PREMIUM TACTICAL GEAR – SERVING CIVIL & DEFENSE SECTORS
4G & 5G Networks
-
What they are (quick):
-
4G (LTE) — packet-switched mobile broadband system optimized for mobile internet, voice via VoLTE, mature ecosystem.
-
5G (NR — New Radio) — next-gen radio + core for much higher peak throughput, lower latency, massive device density and network slicing.
-
-
Core architecture difference:
-
4G uses EPC (Evolved Packet Core) — relatively centralized.
-
5G uses 5G-Core (5GC) — cloud-native, service-based, supports edge computing, flexible control/user plane split.
-
-
Radio / spectrum & performance:
-
4G: typically licensed sub-1GHz and mid bands (e.g., 700–2600 MHz).
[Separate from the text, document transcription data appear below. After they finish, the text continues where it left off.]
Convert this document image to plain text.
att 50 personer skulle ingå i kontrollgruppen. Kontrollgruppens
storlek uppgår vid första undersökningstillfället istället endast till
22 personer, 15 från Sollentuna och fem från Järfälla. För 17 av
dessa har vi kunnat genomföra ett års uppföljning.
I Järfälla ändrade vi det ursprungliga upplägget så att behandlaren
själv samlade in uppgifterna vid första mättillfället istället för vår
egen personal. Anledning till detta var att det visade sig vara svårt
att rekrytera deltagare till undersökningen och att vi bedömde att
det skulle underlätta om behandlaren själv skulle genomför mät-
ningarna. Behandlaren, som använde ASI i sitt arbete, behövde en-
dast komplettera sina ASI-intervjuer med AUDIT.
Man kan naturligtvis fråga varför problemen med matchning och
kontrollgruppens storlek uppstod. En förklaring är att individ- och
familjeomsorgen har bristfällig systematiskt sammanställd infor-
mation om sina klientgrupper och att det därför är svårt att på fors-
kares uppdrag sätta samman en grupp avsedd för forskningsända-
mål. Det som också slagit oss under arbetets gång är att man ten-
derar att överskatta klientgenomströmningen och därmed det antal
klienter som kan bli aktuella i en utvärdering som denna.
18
Good coverage & building penetration; typical LTE downlink tens of Mbps → 100+ Mbps in good cells.
-
5G: uses low-band (coverage), mid-band (balance of speed/coverage), and mmWave (extremely high throughput, short range). 5G delivers peak Gbps (mmWave) and much lower latency (as low as ~1–10 ms in optimized deployments).
-
-
Key 5G capabilities (why migrate):
-
eMBB — enhanced mobile broadband (high throughput).
-
URLLC — ultra-reliable low-latency (industrial control, remote surgery).
-
mMTC — massive machine-type communication (IoT at scale).
-
Network slicing — virtual networks tailored per use-case (e.g., public safety slice).
-
-
Deployment patterns & evolution:
-
Many operators deploy NSA (Non-Standalone) first — 5G NR radio using existing 4G core — then move to SA (Standalone) with full 5GC benefits.
-
Densification: 5G (especially mid/mmWave) requires more small cells, edge sites, and fiber backhaul.
-
Edge computing: 5G commonly integrates MEC (Multi-Access Edge Computing) to cut latency and keep data local.
-
-
Security & operational notes:
-
Both require strong encryption, SIM/USIM provisioning and mutual authentication. 5G adds more network-level security features but also new attack surfaces (software stacks, APIs). Harden cores, use secure API gateways, and keep software/hardware patched.
-
Regulatory compliance (lawful intercept, privacy) must be planned with local authorities.
-
-
Typical use-cases by tier:
-
4G best: wide coverage mobile broadband, voice fallback, legacy IoT.
-
5G best: dense urban hotspots, fixed wireless access (FWA) for gigabit home internet, industrial automation, low-latency remote operations, massive IoT.
-
-
Cost & migration considerations:
-
5G rollout costs include spectrum purchase, new radios + small cells, fiber backhaul and core cloudization. Operators often do phased rollout focused on urban and high-ARPU areas first. ROI depends on FWA, enterprise services, and new revenue from slicing/IoT.